MARC COHODES: So, the average person who doesn't necessarily have a job- I don't report to anyone. I don't have a job. I don't get a W-2. Wakes up at 7:30, has coffee with their wife, uses the treadmill. Goes, plays golf, or travels, or does whatever. That's not me with this thing. I have a disabled son who lives on the property who is 32. And that's my number one job, being a dad, taking care of him. But when this thing clicked me into turbo, I started waking up in the morning like a nut.
And I became driven to spend all of my waking time pretty much, other than taking care of him, and being a decent husband, working on MiMedx. So when I said that to people, I don't think they truly believed what I said. But from reading documents, or interviewing people, or reading past tendencies of this crook, Parker Petit, and reading what they do, and how they do it, and trying to connect the dots, and looking at the numbers, it's incredibly time consuming.
GRANT WILLIAMS: And complicated. Really complicated.
MARC COHODES: Very complicated. You saw my office of what I still have spread out.

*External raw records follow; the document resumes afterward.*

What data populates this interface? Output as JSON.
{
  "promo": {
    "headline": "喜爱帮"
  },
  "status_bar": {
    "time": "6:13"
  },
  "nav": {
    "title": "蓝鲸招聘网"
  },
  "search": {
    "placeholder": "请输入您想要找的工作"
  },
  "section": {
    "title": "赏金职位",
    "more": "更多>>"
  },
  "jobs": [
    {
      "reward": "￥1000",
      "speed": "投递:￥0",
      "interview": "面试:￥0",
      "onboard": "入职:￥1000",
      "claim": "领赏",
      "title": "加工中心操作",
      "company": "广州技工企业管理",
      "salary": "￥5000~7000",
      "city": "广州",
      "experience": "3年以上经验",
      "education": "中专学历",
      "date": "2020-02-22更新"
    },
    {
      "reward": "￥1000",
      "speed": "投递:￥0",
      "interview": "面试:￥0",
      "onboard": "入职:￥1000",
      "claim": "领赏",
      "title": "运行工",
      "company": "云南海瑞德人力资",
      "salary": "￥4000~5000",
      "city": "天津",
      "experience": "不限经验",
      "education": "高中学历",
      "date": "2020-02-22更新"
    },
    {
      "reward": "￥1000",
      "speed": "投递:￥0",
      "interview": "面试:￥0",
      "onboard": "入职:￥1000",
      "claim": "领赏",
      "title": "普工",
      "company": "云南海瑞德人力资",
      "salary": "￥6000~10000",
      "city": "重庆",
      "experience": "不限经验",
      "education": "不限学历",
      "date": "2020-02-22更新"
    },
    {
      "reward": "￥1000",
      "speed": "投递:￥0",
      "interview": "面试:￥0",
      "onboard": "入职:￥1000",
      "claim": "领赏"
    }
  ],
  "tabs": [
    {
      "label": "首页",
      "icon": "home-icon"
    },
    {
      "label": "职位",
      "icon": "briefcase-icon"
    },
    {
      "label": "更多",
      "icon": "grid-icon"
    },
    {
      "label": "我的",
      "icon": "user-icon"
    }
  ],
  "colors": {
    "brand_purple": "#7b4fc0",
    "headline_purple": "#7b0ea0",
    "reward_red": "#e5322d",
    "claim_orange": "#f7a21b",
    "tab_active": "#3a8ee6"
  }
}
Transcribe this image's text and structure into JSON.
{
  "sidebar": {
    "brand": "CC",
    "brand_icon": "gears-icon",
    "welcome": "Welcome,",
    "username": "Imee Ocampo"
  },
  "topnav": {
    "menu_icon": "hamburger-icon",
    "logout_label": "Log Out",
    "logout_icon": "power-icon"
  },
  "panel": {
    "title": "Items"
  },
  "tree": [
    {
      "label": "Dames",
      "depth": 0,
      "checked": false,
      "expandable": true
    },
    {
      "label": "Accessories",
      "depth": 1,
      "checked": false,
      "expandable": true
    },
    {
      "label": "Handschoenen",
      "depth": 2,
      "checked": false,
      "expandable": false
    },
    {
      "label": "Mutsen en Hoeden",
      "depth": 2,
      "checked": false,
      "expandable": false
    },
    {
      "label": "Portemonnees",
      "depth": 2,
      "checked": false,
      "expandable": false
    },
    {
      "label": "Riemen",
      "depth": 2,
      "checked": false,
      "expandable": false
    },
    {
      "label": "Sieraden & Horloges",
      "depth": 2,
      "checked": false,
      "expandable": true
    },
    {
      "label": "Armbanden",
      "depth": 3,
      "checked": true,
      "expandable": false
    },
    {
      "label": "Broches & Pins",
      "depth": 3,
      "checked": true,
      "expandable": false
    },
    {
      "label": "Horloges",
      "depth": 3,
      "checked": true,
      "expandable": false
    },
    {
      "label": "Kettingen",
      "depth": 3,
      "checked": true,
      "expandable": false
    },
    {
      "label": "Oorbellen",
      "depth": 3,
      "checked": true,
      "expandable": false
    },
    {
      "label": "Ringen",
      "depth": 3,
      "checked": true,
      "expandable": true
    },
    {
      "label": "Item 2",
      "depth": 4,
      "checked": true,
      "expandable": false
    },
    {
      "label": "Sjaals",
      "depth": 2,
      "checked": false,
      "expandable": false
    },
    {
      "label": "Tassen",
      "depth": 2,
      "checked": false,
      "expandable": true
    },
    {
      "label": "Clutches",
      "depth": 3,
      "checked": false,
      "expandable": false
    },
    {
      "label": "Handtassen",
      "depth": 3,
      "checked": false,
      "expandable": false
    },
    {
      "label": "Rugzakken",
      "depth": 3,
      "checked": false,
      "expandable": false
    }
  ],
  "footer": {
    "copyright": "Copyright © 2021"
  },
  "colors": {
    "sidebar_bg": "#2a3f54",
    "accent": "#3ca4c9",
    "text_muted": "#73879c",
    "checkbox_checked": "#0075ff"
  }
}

And when I said this is a 12-step fraud, it's everything from ripping off Medicare, Medicaid, private insurers, Blue Cross, Blue Shield of Texas, FDA issues, accounting issues, bribes, threatening whistleblowers, threatening skeptics, securities fraud. The strings and the level of this is something I've never quite seen for a company at the time with a billion and three market cap.
So there are many parallel tracks here. And Parker accused people of being in a cabal, and a wolf pack, and had conference calls where it's just him saying it. I know the Viceroy guys. I have great respect for Fraser Perrings. He's a brilliant, brilliant mind. And Aurelius and others. But they also made a mistake of writing a letter to First Analysis, who had an analyst named Joe Munda- I call him Mango- following this thing. And Parker wrote a letter to the head of that firm, and said that Munda is involved with these illegal short sellers. And if you don't rein him in, we'll threaten to sue you.
And First Analysis, being the chicken shit outfit they are, they caved to him. And this is a huge problem. See, everyone who always historically has caved to Parker, because they didn't want to get sued, they didn't want to take him on, just gives him more momentum. Gives him more grist to the mill that he is invincible. So Fraser bent his back and fought the suit. Aurelius fought it, Sparrow fought it. First Analysis caved, Capital Forum caved, dropped coverage.
But Munda, a wonderful man and a great analyst, I was in touch with him constantly, because he didn't like being silenced. And he did an inordinate amount of background work on this thing as well. So, he helped me a lot. But he couldn't write on it. He had a sell recommendation on the stock at 14 bucks, and it was a tremendous piece of research. And he was dead right for the right reasons. But they screwed with his business, and they screwed with him, where he couldn't cover it. But he knew what they were doing to me, and he said, anything I can do to help you, I will.
So as you know, I'm not a rocket scientist. I'm not a guy who knows of placental material and know the medical necessity of all this bullshit. I could frankly care less. I was just so focused on the fraud. I could care less what MiMedx did. And I really didn't even care about the stock price. The thing where the stock price mattered is Pete and the company used the stock and the shares to bribe doctors, probably politicians.